1. A turbocharger, comprising: a turbine for expanding a first medium;a turbine housing of the turbine;a compressor for compressing a second medium utilising energy extracted in the turbine during expansion of the first medium;a compressor housing of the compressor;a bearing housing arranged between and connected to the turbine housing and the compressor housing;a casing that radially and axially surrounds at least in sections one or more of the turbine housing, the compressor housing, and the bearing housing;multiple fasteners configured to connect the casing to the respective housing to be surrounded by extending through a respective wall of the casing into the housing to be encased; andmetallic damping elements made of wire, the metallic damping elements arranged directly on opposite sides of the respective wall of the casing and through which at least one of the multiple fasteners extends, the metallic damping elements each having a respective axially extending inner surface that directly faces the at least one of the multiple fasteners that extends through the metallic damping elements.

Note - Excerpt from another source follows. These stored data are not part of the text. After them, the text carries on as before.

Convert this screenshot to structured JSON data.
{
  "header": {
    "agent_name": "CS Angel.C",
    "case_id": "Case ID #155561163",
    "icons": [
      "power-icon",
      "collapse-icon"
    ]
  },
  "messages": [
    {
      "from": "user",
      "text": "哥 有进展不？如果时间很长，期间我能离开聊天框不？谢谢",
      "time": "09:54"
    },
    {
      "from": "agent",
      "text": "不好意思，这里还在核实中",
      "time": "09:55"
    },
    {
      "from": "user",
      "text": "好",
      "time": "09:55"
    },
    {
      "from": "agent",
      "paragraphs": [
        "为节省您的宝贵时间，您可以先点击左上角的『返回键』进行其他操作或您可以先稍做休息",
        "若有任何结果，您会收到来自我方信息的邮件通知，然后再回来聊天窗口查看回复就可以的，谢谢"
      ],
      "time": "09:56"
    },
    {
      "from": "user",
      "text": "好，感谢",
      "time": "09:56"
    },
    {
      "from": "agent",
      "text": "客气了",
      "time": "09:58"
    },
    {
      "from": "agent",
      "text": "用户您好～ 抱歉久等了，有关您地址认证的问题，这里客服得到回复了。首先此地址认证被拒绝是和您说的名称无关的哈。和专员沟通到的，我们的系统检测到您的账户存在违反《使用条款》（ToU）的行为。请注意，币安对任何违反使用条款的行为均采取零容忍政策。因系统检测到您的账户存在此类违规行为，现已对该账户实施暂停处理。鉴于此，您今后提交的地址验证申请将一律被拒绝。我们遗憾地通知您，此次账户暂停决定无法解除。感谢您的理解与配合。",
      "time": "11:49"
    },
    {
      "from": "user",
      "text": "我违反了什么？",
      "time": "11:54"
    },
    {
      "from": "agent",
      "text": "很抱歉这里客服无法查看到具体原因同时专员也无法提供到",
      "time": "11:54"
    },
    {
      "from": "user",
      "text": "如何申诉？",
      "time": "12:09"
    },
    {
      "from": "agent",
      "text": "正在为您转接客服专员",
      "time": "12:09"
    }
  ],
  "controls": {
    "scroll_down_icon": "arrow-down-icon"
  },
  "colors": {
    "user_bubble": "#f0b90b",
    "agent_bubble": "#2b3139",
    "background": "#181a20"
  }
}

2. The turbocharger according to claim 1, wherein the metallic damping elements are formed as wire cushions.

3. The turbocharger according to claim 2, wherein the wire cushions comprise multiple layers of a wire fabric, a wire mesh, or a knitted wire fabric.

4. The turbocharger according to claim 3, wherein the multiple layers are connected to one another.

5. The turbocharger according to claim 2, wherein the wire cushions comprise at least one layer of a wire fabric, a wire mesh, or a knitted wire fabric.

6. The turbocharger according to claim 1, wherein the metallic damping elements are produced from a high-temperature resistant steel.

7. The turbocharger according to claim 1, wherein the metallic damping elements are each positioned between a respective covering element of the at least one of the multiple fasteners and the respective wall of the casing.

8. The turbocharger according to claim 7, wherein on each side of the respective wall of the casing, through which the at least fastener extends, a respective metallic damping element and the respective covering element are positioned, wherein the respective damping elements and the respective wall are arranged between the respective covering elements.

9. The turbocharger according to claim 7, wherein the covering elements are disc-shaped, dish-shaped, or plate-shaped.

10. The turbocharger according to claim 7, wherein the at least one of the multiple fasteners is a fastening screw that extends through respective covering elements and respective damping elements positioned between the respective covering elements and the wall positioned between the respective damping elements.

11. The turbocharger according to claim 7, wherein at least one of the respective covering elements is arranged directly on the metallic damping element.

12. The turbocharger according to claim 7, wherein at least one of the respective covering elements comprises a recess in at least one circumferential position.